Il y a des rencontres qui vous font aimer un pays et d’autres qui peuvent vous en laisser un souvenir amer. A Mopti, les deux catégories se rencontrent. Surtout la deuxième. Les faux guides et les piroguiers vous assaillent dés vos premiers pas aussitôt la porte de la ville franchit. C’est agaçant ! Dans la première catégorie, je signalerait la disponibilité et la gentillesse du personnel de l’OMATHO (Office Malien du tourisme et de l’hôtellerie) qui n’hésite pas à ouvrir leurs bureaux uniquement pour vous un dimanche ou pendant leurs heures de pause au déjeuner afin de répondre à nos attentes et nous conseiller.

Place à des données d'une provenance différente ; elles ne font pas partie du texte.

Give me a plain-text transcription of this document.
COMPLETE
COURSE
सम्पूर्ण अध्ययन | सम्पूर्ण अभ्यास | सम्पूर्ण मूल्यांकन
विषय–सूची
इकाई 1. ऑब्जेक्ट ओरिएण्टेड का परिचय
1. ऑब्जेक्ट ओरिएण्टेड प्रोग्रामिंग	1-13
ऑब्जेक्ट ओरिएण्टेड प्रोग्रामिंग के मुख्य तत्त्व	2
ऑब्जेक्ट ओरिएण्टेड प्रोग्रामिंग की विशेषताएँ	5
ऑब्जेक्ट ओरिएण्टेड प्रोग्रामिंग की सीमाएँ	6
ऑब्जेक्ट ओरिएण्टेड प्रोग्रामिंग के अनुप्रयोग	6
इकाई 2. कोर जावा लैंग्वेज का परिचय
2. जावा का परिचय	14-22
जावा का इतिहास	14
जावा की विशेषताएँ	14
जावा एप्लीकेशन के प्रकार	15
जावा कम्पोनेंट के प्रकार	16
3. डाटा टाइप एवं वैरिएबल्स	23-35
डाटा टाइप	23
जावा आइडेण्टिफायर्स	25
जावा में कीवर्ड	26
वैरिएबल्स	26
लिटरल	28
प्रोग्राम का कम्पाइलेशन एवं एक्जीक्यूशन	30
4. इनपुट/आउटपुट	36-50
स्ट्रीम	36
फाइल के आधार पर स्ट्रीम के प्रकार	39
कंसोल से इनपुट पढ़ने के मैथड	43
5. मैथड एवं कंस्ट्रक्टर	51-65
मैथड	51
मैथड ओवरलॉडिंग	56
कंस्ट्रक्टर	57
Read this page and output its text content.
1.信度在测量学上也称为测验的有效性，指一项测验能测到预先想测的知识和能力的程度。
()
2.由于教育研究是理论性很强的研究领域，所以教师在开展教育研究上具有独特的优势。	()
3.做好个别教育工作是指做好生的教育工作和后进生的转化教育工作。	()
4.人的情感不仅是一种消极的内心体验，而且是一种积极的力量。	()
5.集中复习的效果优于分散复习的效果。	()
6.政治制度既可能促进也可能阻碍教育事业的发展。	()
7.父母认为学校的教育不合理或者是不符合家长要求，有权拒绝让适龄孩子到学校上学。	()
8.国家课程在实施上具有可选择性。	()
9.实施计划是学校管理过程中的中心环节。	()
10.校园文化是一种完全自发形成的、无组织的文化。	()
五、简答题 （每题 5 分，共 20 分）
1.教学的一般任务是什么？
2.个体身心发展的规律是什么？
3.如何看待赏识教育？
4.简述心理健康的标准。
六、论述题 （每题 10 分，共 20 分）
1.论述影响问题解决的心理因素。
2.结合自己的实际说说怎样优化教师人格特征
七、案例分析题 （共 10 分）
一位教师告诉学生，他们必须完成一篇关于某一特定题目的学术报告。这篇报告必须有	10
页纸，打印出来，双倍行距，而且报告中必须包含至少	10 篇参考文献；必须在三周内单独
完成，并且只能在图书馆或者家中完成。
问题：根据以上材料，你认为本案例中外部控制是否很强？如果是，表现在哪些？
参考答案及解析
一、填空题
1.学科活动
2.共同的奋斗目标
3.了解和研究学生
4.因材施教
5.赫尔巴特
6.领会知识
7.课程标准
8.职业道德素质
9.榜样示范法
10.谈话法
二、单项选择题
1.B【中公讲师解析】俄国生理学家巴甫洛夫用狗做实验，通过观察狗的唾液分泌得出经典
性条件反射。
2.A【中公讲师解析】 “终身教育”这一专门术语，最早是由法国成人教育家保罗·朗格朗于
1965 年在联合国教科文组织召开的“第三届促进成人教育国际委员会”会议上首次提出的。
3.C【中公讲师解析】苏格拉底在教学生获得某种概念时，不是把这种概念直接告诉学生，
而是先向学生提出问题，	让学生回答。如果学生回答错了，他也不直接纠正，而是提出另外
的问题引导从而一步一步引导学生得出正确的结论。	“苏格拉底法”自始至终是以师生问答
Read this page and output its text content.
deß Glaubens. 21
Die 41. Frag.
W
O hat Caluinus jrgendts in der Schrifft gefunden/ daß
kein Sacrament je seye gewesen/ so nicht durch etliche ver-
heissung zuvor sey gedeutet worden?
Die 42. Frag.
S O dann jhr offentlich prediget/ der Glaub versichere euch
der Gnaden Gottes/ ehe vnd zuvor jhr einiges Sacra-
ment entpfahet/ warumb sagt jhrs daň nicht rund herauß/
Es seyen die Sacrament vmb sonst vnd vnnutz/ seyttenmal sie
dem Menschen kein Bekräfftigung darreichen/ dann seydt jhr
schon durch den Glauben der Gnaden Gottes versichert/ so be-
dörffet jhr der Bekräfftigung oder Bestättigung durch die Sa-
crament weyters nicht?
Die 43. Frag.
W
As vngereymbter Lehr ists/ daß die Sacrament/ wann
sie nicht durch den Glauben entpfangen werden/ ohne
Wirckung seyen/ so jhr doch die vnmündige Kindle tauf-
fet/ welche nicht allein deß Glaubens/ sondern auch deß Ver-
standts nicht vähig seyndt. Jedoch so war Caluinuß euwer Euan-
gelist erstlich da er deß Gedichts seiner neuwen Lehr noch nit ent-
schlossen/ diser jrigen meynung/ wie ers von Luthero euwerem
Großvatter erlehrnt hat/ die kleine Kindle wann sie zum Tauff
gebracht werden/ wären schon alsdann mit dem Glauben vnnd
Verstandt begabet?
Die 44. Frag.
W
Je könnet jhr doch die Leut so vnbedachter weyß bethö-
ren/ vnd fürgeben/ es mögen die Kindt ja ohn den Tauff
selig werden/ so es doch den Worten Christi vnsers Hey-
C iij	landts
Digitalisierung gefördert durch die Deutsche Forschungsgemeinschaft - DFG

Après Djenné l’ensorceleuse, nous avons visité Mopti, appelé aussi la « Venise Malienne ». Constituée d’un ensemble d’îlots reliés par des canaux, Mopti baigne dans l’eau au confluent du Bani et du Niger. Hors en cette saison tous les canaux sont à sec. C’est sans doute à cause de cela que le souvenir qui m’en reste n’est pas impérissable, malgré la beauté des berges du Niger. Mais comment peut il en être autrement alors que je suis encore sous l’effet de la magie de Djenné.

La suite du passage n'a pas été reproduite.